Yarl’s Wood is one of the seven privately run ‘Immigration Removal Centres’ in the UK, detaining ‘irregular migrants’ on behalf of the UK Border Agency. Initially the building accommodated 900 people in two blocks, making it the largest immigration prison in Europe. In February 2002 the capacity of the centre was reduced after one of the buildings was burnt down during a protest organized by detainees against staff harassment. At present the centre is composed of 4 units ‘hosting’ about 400 people.

In February of last year, the situation in the removal centre again exploded. The horrible conditions of detention were denounced by migrant detainees as some women decided to start a hunger strike demanding an end to indefinite and abusive imprisonment. In an attempt to end their protest, the management subjected many of the women to violent attacks and various forms of punishment. At that time six women detainees, accused of being ‘ring-leaders’, were moved into isolation and prisons.

On the 25th January, after almost a year in Holloway prison, Denise McNeil, one of the `leaders’, was granted bail at an immigration court. Two women still remain in jail without charge: Aminata Camara and Sheree Wilson. Activists from the campaign to Free the Yarl’s Wood 3, including members of No One is Illegal, No Borders, Crossroads Women’s Centre, Communities of Resistance, Stop Deportation Network and members of the RMT, filled the court for Denise’s bail hearing. They provided an important support and will keep campaigning ‘for Sheree and Aminata and all the people in Yarl’s Wood until the centre will be closed’. (For updates, see Free the Yarl’s Wood 3 campaign Facebook page http://www.facebook.com/pages/Free-Denise-Now/174533002581566 and Twitter feed: @freedenisenow. Also see the NCADC site: http://www.ncadc.org.uk/campaigns/DeniseMcNeil.html).

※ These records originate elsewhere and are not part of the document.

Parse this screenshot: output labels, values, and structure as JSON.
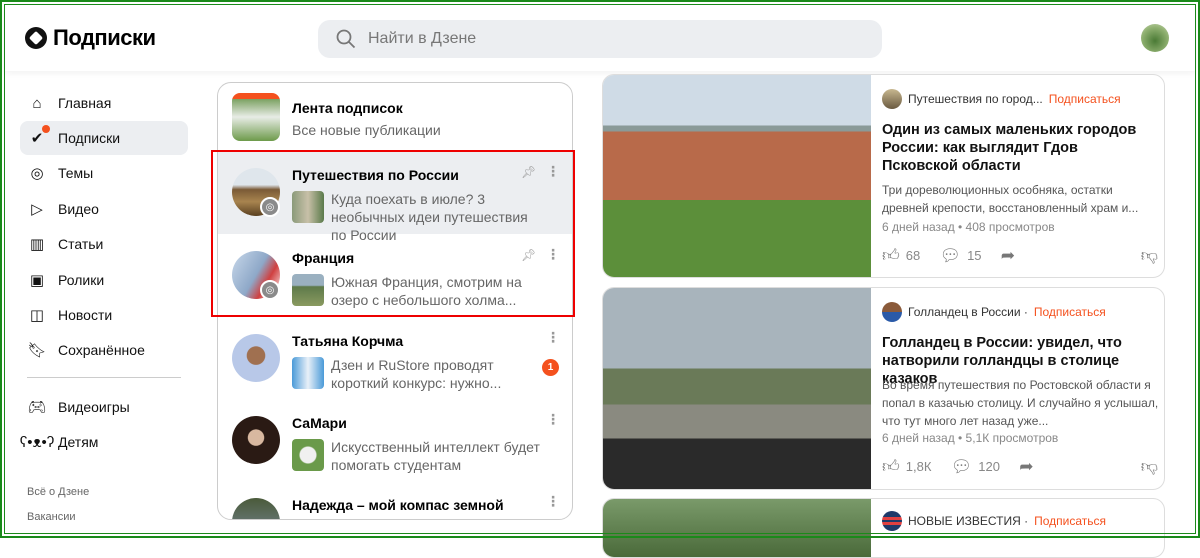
{
  "header": {
    "title": "Подписки",
    "search_placeholder": "Найти в Дзене"
  },
  "sidebar": {
    "items": [
      {
        "label": "Главная",
        "icon": "home-icon"
      },
      {
        "label": "Подписки",
        "icon": "subscriptions-icon",
        "active": true
      },
      {
        "label": "Темы",
        "icon": "compass-icon"
      },
      {
        "label": "Видео",
        "icon": "video-icon"
      },
      {
        "label": "Статьи",
        "icon": "book-icon"
      },
      {
        "label": "Ролики",
        "icon": "shorts-icon"
      },
      {
        "label": "Новости",
        "icon": "news-icon"
      },
      {
        "label": "Сохранённое",
        "icon": "bookmark-icon"
      },
      {
        "label": "Видеоигры",
        "icon": "gamepad-icon"
      },
      {
        "label": "Детям",
        "icon": "bear-icon"
      }
    ],
    "links": [
      "Всё о Дзене",
      "Вакансии"
    ]
  },
  "subscriptions": [
    {
      "name": "Лента подписок",
      "text": "Все новые публикации"
    },
    {
      "name": "Путешествия по России",
      "text": "Куда поехать в июле? 3 необычных идеи путешествия по России",
      "pinned": true
    },
    {
      "name": "Франция",
      "text": "Южная Франция, смотрим на озеро с небольшого холма...",
      "pinned": true
    },
    {
      "name": "Татьяна Корчма",
      "text": "Дзен и RuStore проводят короткий конкурс: нужно...",
      "badge": "1"
    },
    {
      "name": "СаМари",
      "text": "Искусственный интеллект будет помогать студентам"
    },
    {
      "name": "Надежда – мой компас земной",
      "text": ""
    }
  ],
  "feed": [
    {
      "channel": "Путешествия по город...",
      "subscribe": "Подписаться",
      "title": "Один из самых маленьких городов России: как выглядит Гдов Псковской области",
      "desc": "Три дореволюционных особняка, остатки древней крепости, восстановленный храм и...",
      "meta": "6 дней назад • 408 просмотров",
      "likes": "68",
      "comments": "15"
    },
    {
      "channel": "Голландец в России · ",
      "subscribe": "Подписаться",
      "title": "Голландец в России: увидел, что натворили голландцы в столице казаков",
      "desc": "Во время путешествия по Ростовской области я попал в казачью столицу. И случайно я услышал, что тут много лет назад уже...",
      "meta": "6 дней назад • 5,1К просмотров",
      "likes": "1,8К",
      "comments": "120"
    },
    {
      "channel": "НОВЫЕ ИЗВЕСТИЯ · ",
      "subscribe": "Подписаться"
    }
  ],
  "colors": {
    "accent": "#f4511e",
    "highlight": "#e00000",
    "frame": "#1a8a1a"
  }
}
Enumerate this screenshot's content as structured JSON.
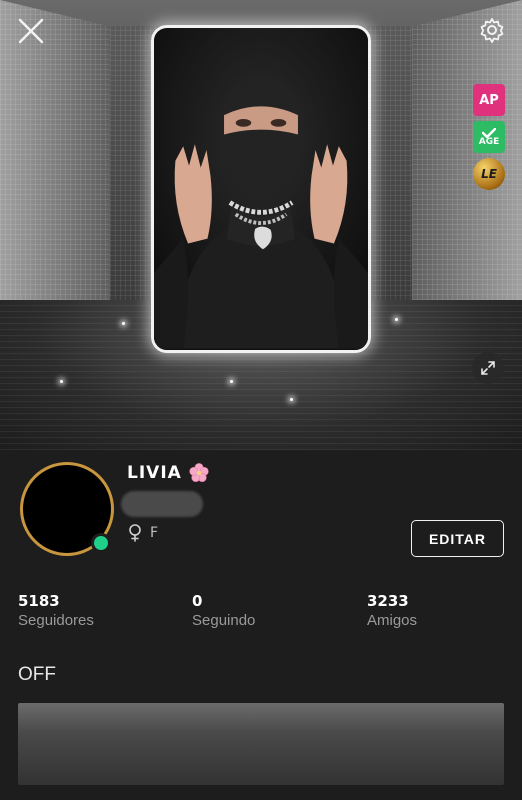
{
  "header": {
    "close_icon": "close-icon",
    "settings_icon": "gear-icon",
    "expand_icon": "expand-icon",
    "badges": [
      {
        "label": "AP",
        "color": "#e0317d"
      },
      {
        "label": "AGE",
        "color": "#2dbb63"
      },
      {
        "label": "LE",
        "color": "#c99425"
      }
    ]
  },
  "profile": {
    "name": "LIVIA",
    "gender_icon": "female-icon",
    "gender_label": "F",
    "online_color": "#1fd08a",
    "avatar_ring_color": "#c8963e"
  },
  "actions": {
    "edit_label": "EDITAR"
  },
  "stats": [
    {
      "value": "5183",
      "label": "Seguidores"
    },
    {
      "value": "0",
      "label": "Seguindo"
    },
    {
      "value": "3233",
      "label": "Amigos"
    }
  ],
  "status": {
    "text": "OFF"
  }
}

The reasons for the detention of people in centers like Yarl’s Wood are multiple, and sometimes quite different. One of the activists involved in the campaign to support the hunger strikers explained to me that many of the women who end up in detention have already served a prison sentence, often for a minor offence, such as using fake documents to travel or work. Rather than being released, these women are transferred back to detention as a ‘second punishment’ where they wait for their immigration case to be cleared and eventually granted status or deported. They are trapped in an indefinite space of juridical and existential limbo, from one prison to the other, on the grounds that their migration case is still ‘pending’: they cannot be returned to their country of origin (on complex juridical or humanitarian grounds), and yet their status as asylum seekers is not recognized either.

Denise has just been released on bail, and her status, as well as her future stay in the UK, remains uncertain. However, her case shows how important the external support of migrants’ rights activists to sustain legal individual cases can be by helping access legal advice and to build publicity around their otherwise invisible stories.  While it may appear only a small achievement, these forms of solidarity provide the migrant women with encouragement and help instill confidence as they engage in the hard battles for freedom of movement and the right to stay in a country where they have worked and toiled for many years. In many cases the women are ‘caught’ by the UK Border Agency after many years of residence in the country, where they have probably built a family, found work and made a home. This is a typical story for the women detained in Yarl’s Wood.